The second strand of papers that do not define digital literacy are

characterized by replacing digital literacy with another, often similar, term.

We refer to this category as tacit replacements because digital literacy in these cases is tacitly translated into another term without explanation.

These terms include digital media literacy (Machado-Casas, Sánchez & Ek, 2014), digital competencies (Perez-Escoda & Rodriguez-Conde, 2015), 21st century skills (Price-Dennis, Holmes & Smith, 2015), Digital Divide

(Machado-Casas, Sánchez & Ek, 2014) and ICT literacy (Chang & Tsou, 2006; Thorvaldsen, Egeberg, Pettersen & Vavik, 2011). In these studies, the term digital literacy appeared in either the title of the paper, the abstract, or as a keyword, but another concept was used in the body text.

The study of Machado-Casas, Sánchez and Ek (2014) is, for example, entitled “The Digital Literacy Practices of Latina/o Immigrant Parents in an After-School Technology Partnership,” but the term digital literacy only appeared in the title whereas the study investigated the digital divide of Latino students.
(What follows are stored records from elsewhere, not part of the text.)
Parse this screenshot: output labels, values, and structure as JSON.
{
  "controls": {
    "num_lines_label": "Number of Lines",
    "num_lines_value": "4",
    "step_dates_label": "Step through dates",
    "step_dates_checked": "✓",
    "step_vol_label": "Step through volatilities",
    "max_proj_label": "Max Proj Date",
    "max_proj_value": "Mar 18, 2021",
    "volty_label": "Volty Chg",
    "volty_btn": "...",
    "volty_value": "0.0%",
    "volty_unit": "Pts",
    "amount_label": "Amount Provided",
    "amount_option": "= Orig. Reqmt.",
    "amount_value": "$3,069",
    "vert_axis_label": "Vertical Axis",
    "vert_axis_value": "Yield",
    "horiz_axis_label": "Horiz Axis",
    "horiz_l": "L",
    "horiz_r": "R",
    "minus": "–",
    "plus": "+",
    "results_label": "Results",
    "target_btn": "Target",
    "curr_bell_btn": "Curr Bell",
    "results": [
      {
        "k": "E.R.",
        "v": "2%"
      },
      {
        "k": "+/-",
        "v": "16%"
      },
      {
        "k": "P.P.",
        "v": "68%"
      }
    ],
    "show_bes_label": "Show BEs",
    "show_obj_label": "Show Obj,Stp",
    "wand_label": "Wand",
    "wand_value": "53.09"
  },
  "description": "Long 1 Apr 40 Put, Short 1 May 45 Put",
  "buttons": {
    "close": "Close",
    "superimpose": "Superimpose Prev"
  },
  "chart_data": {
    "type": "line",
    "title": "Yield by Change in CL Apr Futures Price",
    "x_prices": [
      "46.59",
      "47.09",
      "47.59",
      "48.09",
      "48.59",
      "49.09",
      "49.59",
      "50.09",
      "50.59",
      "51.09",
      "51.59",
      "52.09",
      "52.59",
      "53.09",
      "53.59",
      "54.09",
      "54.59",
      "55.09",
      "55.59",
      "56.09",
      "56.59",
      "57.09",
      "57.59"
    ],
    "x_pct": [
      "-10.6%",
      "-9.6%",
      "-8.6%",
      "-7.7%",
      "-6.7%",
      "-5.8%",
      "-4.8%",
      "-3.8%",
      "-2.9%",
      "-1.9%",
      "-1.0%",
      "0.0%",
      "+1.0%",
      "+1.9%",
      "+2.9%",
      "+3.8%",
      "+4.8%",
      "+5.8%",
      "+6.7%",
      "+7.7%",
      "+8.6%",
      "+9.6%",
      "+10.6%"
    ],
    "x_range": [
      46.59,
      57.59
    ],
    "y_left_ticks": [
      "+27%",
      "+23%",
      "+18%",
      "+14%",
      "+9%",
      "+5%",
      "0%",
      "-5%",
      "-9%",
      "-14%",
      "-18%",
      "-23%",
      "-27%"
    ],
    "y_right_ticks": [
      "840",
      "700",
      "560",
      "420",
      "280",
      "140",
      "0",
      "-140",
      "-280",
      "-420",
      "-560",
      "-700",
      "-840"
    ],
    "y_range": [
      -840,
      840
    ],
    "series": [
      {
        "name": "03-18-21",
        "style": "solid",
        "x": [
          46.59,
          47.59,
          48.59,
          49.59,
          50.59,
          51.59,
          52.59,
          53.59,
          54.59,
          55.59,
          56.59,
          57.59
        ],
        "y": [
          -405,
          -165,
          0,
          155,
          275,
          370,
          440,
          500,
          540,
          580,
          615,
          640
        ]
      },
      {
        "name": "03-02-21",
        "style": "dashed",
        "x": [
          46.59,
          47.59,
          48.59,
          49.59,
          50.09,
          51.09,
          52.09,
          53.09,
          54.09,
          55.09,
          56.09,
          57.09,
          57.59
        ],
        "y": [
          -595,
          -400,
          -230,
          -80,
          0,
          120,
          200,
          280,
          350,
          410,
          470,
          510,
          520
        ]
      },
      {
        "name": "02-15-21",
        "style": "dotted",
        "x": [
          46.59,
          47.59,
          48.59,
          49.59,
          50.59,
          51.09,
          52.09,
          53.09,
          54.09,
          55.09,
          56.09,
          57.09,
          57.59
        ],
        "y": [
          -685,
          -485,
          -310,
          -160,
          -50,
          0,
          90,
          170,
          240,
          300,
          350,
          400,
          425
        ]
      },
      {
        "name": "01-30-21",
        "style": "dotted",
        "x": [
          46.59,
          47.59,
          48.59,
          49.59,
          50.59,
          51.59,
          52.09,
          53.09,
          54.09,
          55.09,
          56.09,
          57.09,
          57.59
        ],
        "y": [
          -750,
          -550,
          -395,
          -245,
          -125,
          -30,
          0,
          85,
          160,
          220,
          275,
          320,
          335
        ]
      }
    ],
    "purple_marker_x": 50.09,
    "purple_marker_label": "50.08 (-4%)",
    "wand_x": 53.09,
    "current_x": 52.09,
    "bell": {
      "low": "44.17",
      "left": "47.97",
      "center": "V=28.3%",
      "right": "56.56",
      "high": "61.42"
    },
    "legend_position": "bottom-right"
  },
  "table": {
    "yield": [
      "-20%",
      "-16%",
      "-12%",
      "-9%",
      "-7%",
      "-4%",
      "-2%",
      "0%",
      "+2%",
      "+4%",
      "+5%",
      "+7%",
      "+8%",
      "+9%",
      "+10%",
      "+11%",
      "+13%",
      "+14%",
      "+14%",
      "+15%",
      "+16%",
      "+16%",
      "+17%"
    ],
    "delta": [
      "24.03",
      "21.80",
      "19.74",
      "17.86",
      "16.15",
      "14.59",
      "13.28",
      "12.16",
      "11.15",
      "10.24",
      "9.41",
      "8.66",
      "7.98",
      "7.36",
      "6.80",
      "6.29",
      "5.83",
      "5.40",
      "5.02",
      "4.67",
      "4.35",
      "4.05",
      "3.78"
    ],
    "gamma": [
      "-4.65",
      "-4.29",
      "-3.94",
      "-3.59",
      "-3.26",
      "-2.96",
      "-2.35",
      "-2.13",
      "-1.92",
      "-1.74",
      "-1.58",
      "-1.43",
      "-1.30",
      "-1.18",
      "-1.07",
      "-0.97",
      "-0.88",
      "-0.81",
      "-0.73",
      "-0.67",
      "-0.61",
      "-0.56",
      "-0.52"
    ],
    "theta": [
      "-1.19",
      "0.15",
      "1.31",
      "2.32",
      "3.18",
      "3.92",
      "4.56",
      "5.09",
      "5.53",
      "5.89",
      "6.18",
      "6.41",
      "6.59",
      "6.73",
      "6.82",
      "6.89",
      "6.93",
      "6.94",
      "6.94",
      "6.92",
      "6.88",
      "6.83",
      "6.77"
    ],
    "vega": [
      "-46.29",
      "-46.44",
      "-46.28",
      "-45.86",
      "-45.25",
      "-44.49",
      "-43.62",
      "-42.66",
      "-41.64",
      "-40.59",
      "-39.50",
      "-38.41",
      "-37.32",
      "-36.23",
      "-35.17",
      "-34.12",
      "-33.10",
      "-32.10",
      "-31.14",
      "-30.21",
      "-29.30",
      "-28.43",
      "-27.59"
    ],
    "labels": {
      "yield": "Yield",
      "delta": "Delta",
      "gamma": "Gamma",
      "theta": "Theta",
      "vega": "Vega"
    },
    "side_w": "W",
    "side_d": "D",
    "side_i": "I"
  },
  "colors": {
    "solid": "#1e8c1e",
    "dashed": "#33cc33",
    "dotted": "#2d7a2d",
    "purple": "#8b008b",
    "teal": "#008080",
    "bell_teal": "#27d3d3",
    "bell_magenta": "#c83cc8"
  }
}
Similarly, in the study of Chang and Tsou (2006), the abstract stated that the primary aim of the paper was to “understand the current status of the character of digital literacy in Taiwan” (Chang & Tsou, p. 191), but digital literacy was replaced with information literacy in the rest of the paper.

The phenomena described above constitute two potential reasons why digital literacy is an ambiguous term, in that studies of this kind apply more or less random definitions or usages of the term that happens to fit the context of the given study. These phenomena are a problem in that they make it difficult to accumulate knowledge of digital literacy, as it is unclear what they refer to. As we will describe in the following section, there is yet another potential reason for the variety of definitions and usages of digital literacy, namely how the term is studied theoretically. In the following section, we will illustrate how the use of different theoretical resources imply substantial differences in how the concept is defined and used.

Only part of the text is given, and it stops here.